Illustration by Emily May Rose

Office space with benefits

Tired of trying to meet deadlines during naptime? Co-working with childcare may be just what you need

Working from home as a mortgage broker while looking after two small children, Camille Robotham used to fantasize about time. “I would think, ‘If I had two or three hours to just do my work without any interruptions, I would be so happy.’”

She longed for a place where someone could watch her kids, spur-of-the-moment, while she caught up on work emails. Around that time, she and her husband bought a townhouse that they planned to use as a rental income property. But then Robotham looked around at the brightly lit rooms and realized the space would be perfect for a co-working-meets-childcare service. And thus, Work & Play was born.

The co-working site, which lets parents book three-hour time slots, opened in Brampton late last year. Parents (so far only moms have used the space) work downstairs while kids are supervised in the large playroom upstairs. “I’ve had moms who have been writers, entrepreneurs, dietitians, photographers—it really varies,” Robotham says.

Jadey Nugent, a dietitian who works for a network marketing company, recently used the space for an event. “There’s a well-stocked kitchen and you can have a cup of tea and centre yourself,” she says. “You can meet clients there. Your kids are close by if they need you. You can breastfeed.” She likes that it’s pay-as-you-go, unlike daycares, which charge flat fees for the month. The idea is to make it accessible to anyone. “Sometimes you have income coming in, and sometimes you don’t,” Nugent says.

“Women don’t necessarily have the luxury of taking a few years off and just seamlessly going back to their industries.”

Increasingly, parents are juggling working from home with kids in the mix, cramming in an hour or two over naptime, or post bedtime, or whenever they can find a babysitter. Some parents don’t want to put their children in full-time daycare, or simply can’t afford to. (Daycare can cost $2,000 per month for one infant, or as much as $3,500 for an infant and a preschooler.)

Parents are working part-time, sporadic hours for a number of reasons. Stay-at-home moms might work to make ends meet, Robotham says. Or, they take up contract work to maintain their contacts and skills. “Women don’t necessarily have the luxury of taking a few years off and just seamlessly going back to their industries,” says Robotham.
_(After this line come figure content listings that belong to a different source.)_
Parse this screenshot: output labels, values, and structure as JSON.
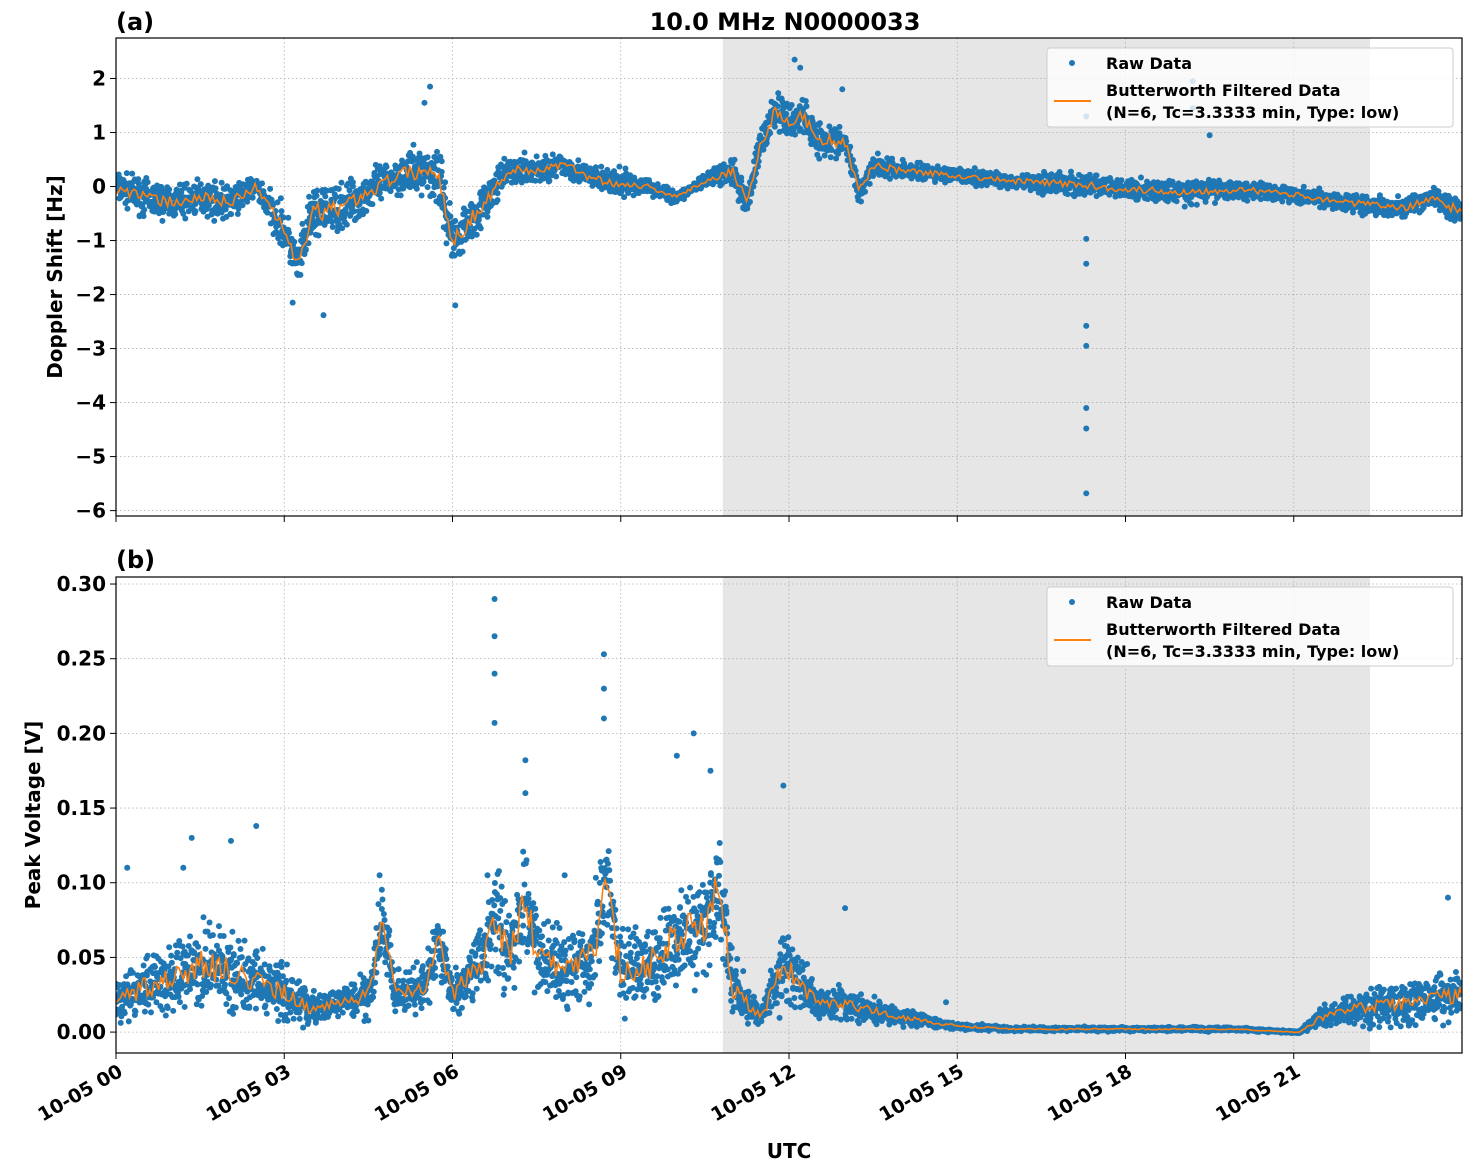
{
  "chart_data": [
    {
      "panel_label": "(a)",
      "title": "10.0 MHz N0000033",
      "type": "scatter+line",
      "ylabel": "Doppler Shift [Hz]",
      "xlabel": "",
      "ylim": [
        -6.1,
        2.75
      ],
      "yticks": [
        "2",
        "1",
        "0",
        "−1",
        "−2",
        "−3",
        "−4",
        "−5",
        "−6"
      ],
      "ytick_values": [
        2,
        1,
        0,
        -1,
        -2,
        -3,
        -4,
        -5,
        -6
      ],
      "grid": true,
      "legend": "top-right",
      "shaded_interval_hours": [
        10.82,
        22.36
      ],
      "legend_entries": {
        "raw": "Raw Data",
        "filtered_line1": "Butterworth Filtered Data",
        "filtered_line2": "(N=6, Tc=3.3333 min, Type: low)"
      },
      "filtered": {
        "hours": [
          0,
          0.5,
          1,
          1.5,
          2,
          2.5,
          3,
          3.25,
          3.5,
          4,
          4.5,
          5,
          5.5,
          5.75,
          6,
          6.5,
          7,
          7.5,
          8,
          8.5,
          9,
          9.5,
          10,
          10.5,
          11,
          11.25,
          11.5,
          11.75,
          12,
          12.25,
          12.5,
          13,
          13.25,
          13.5,
          14,
          15,
          16,
          17,
          18,
          19,
          20,
          21,
          22,
          23,
          23.5,
          24
        ],
        "values": [
          0,
          -0.2,
          -0.3,
          -0.2,
          -0.3,
          0,
          -0.8,
          -1.5,
          -0.5,
          -0.4,
          -0.1,
          0.2,
          0.3,
          0.2,
          -1,
          -0.4,
          0.3,
          0.3,
          0.4,
          0.15,
          0.05,
          0,
          -0.2,
          0.1,
          0.3,
          -0.3,
          0.8,
          1.4,
          1.2,
          1.3,
          0.9,
          0.8,
          -0.1,
          0.4,
          0.3,
          0.2,
          0.1,
          0.05,
          -0.05,
          -0.1,
          -0.05,
          -0.15,
          -0.3,
          -0.4,
          -0.2,
          -0.5
        ]
      },
      "raw_spread": [
        0.4,
        0.45,
        0.45,
        0.45,
        0.45,
        0.3,
        0.6,
        0.6,
        0.7,
        0.6,
        0.5,
        0.5,
        0.6,
        0.8,
        0.7,
        0.5,
        0.35,
        0.4,
        0.3,
        0.3,
        0.35,
        0.2,
        0.15,
        0.15,
        0.4,
        0.35,
        0.45,
        0.5,
        0.5,
        0.5,
        0.45,
        0.4,
        0.3,
        0.3,
        0.25,
        0.2,
        0.2,
        0.3,
        0.25,
        0.3,
        0.25,
        0.2,
        0.25,
        0.25,
        0.25,
        0.4
      ],
      "raw_outliers": [
        [
          5.6,
          1.85
        ],
        [
          5.5,
          1.55
        ],
        [
          12.1,
          2.35
        ],
        [
          12.2,
          2.2
        ],
        [
          12.95,
          1.8
        ],
        [
          17.3,
          1.3
        ],
        [
          17.3,
          -0.97
        ],
        [
          17.3,
          -1.43
        ],
        [
          17.3,
          -2.58
        ],
        [
          17.3,
          -2.95
        ],
        [
          17.3,
          -4.1
        ],
        [
          17.3,
          -4.48
        ],
        [
          17.3,
          -5.68
        ],
        [
          19.2,
          1.95
        ],
        [
          19.2,
          1.45
        ],
        [
          19.5,
          0.95
        ],
        [
          3.7,
          -2.38
        ],
        [
          6.05,
          -2.2
        ],
        [
          3.15,
          -2.15
        ]
      ]
    },
    {
      "panel_label": "(b)",
      "type": "scatter+line",
      "ylabel": "Peak Voltage [V]",
      "xlabel": "UTC",
      "ylim": [
        -0.014,
        0.3047
      ],
      "yticks": [
        "0.30",
        "0.25",
        "0.20",
        "0.15",
        "0.10",
        "0.05",
        "0.00"
      ],
      "ytick_values": [
        0.3,
        0.25,
        0.2,
        0.15,
        0.1,
        0.05,
        0
      ],
      "xticks": [
        "10-05 00",
        "10-05 03",
        "10-05 06",
        "10-05 09",
        "10-05 12",
        "10-05 15",
        "10-05 18",
        "10-05 21"
      ],
      "xtick_hours": [
        0,
        3,
        6,
        9,
        12,
        15,
        18,
        21
      ],
      "xlim_hours": [
        0,
        24
      ],
      "grid": true,
      "legend": "top-right",
      "shaded_interval_hours": [
        10.82,
        22.36
      ],
      "legend_entries": {
        "raw": "Raw Data",
        "filtered_line1": "Butterworth Filtered Data",
        "filtered_line2": "(N=6, Tc=3.3333 min, Type: low)"
      },
      "filtered": {
        "hours": [
          0,
          0.5,
          1,
          1.5,
          2,
          2.5,
          3,
          3.5,
          4,
          4.5,
          4.75,
          5,
          5.5,
          5.75,
          6,
          6.5,
          6.75,
          7,
          7.3,
          7.5,
          8,
          8.5,
          8.75,
          9,
          9.5,
          10,
          10.5,
          10.75,
          11,
          11.5,
          11.9,
          12.5,
          13,
          14,
          15,
          16,
          17,
          18,
          19,
          20,
          21,
          21.1,
          21.5,
          22,
          23,
          24
        ],
        "values": [
          0.02,
          0.03,
          0.035,
          0.045,
          0.04,
          0.035,
          0.025,
          0.015,
          0.02,
          0.025,
          0.07,
          0.025,
          0.03,
          0.06,
          0.025,
          0.045,
          0.08,
          0.05,
          0.09,
          0.05,
          0.045,
          0.05,
          0.1,
          0.04,
          0.045,
          0.065,
          0.07,
          0.1,
          0.03,
          0.01,
          0.045,
          0.02,
          0.018,
          0.01,
          0.004,
          0.002,
          0.002,
          0.002,
          0.002,
          0.002,
          0.0,
          0.0,
          0.01,
          0.015,
          0.02,
          0.025
        ]
      },
      "raw_spread": [
        0.02,
        0.03,
        0.03,
        0.04,
        0.04,
        0.03,
        0.03,
        0.015,
        0.015,
        0.02,
        0.04,
        0.02,
        0.02,
        0.03,
        0.02,
        0.035,
        0.06,
        0.04,
        0.06,
        0.04,
        0.035,
        0.04,
        0.07,
        0.035,
        0.04,
        0.05,
        0.05,
        0.05,
        0.03,
        0.008,
        0.04,
        0.015,
        0.015,
        0.008,
        0.003,
        0.002,
        0.002,
        0.002,
        0.002,
        0.002,
        0.001,
        0.001,
        0.01,
        0.015,
        0.02,
        0.02
      ],
      "raw_outliers": [
        [
          6.75,
          0.29
        ],
        [
          6.75,
          0.265
        ],
        [
          6.75,
          0.24
        ],
        [
          6.75,
          0.207
        ],
        [
          7.3,
          0.182
        ],
        [
          7.3,
          0.16
        ],
        [
          8.7,
          0.253
        ],
        [
          8.7,
          0.23
        ],
        [
          8.7,
          0.21
        ],
        [
          10.3,
          0.2
        ],
        [
          10.0,
          0.185
        ],
        [
          10.6,
          0.175
        ],
        [
          11.9,
          0.165
        ],
        [
          2.5,
          0.138
        ],
        [
          1.35,
          0.13
        ],
        [
          1.2,
          0.11
        ],
        [
          2.05,
          0.128
        ],
        [
          13.0,
          0.083
        ],
        [
          23.75,
          0.09
        ],
        [
          4.7,
          0.105
        ],
        [
          0.2,
          0.11
        ],
        [
          8.0,
          0.105
        ],
        [
          14.8,
          0.02
        ]
      ]
    }
  ],
  "colors": {
    "raw": "#1f77b4",
    "filtered": "#ff7f0e",
    "shade": "#e6e6e6",
    "grid": "#b0b0b0"
  }
}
Work & Play isn’t the GTA’s first co-working space with childcare. In 2016, Diane Chevalard opened Working Ensemble in her house in Toronto’s Parkdale neighbourhood. The first floor can accommodate six children, including Chevalard’s own three-year-old son, while parents work at communal tables on the house’s third floor. Her clients are mostly moms, but she’s hosted a few dads, too. Like Work & Play, parents book in three-hour slots, at $20/hour.

Chevalard notes that having children can prompt people to choose entrepreneurship, which means they don’t need the typical 9-to-5 childcare. “Their priorities shift,” she says. “They want to be able to spend more time with their children.”

Working Ensemble was inspired by similar spaces in Europe—the oldest one, Third Door, opened in London in 2010. The idea is slowly catching on in Canada: Chevalard is helping two other Torontonians who plan on opening their own similar spaces in the near future.

The trend comes at a time when co-working and entrepreneurship are taking off throughout the country. A 2015 survey by the Centre for Innovation Studies in Calgary found that 13 per cent of Canadians are entrepreneurs, a percentage that’s tied with Australia and is second only to the U.S.“People are trying to do things that are fulfilling and match with their values,” says Chevalard.

Being able to watch your children play during work breaks adds to that sense of fulfillment, as does the camaraderie that parents feel when working alongside others in the same situation. “You want to be a good parent and you want to make sure you’re servicing your clients well at the same time,” Robotham says.“It’s a very delicate balance and you almost always feel like you’re failing at one.” With co-working spaces that offer an added childcare bonus, parents can feel, for once, as though they’re finally mastering both.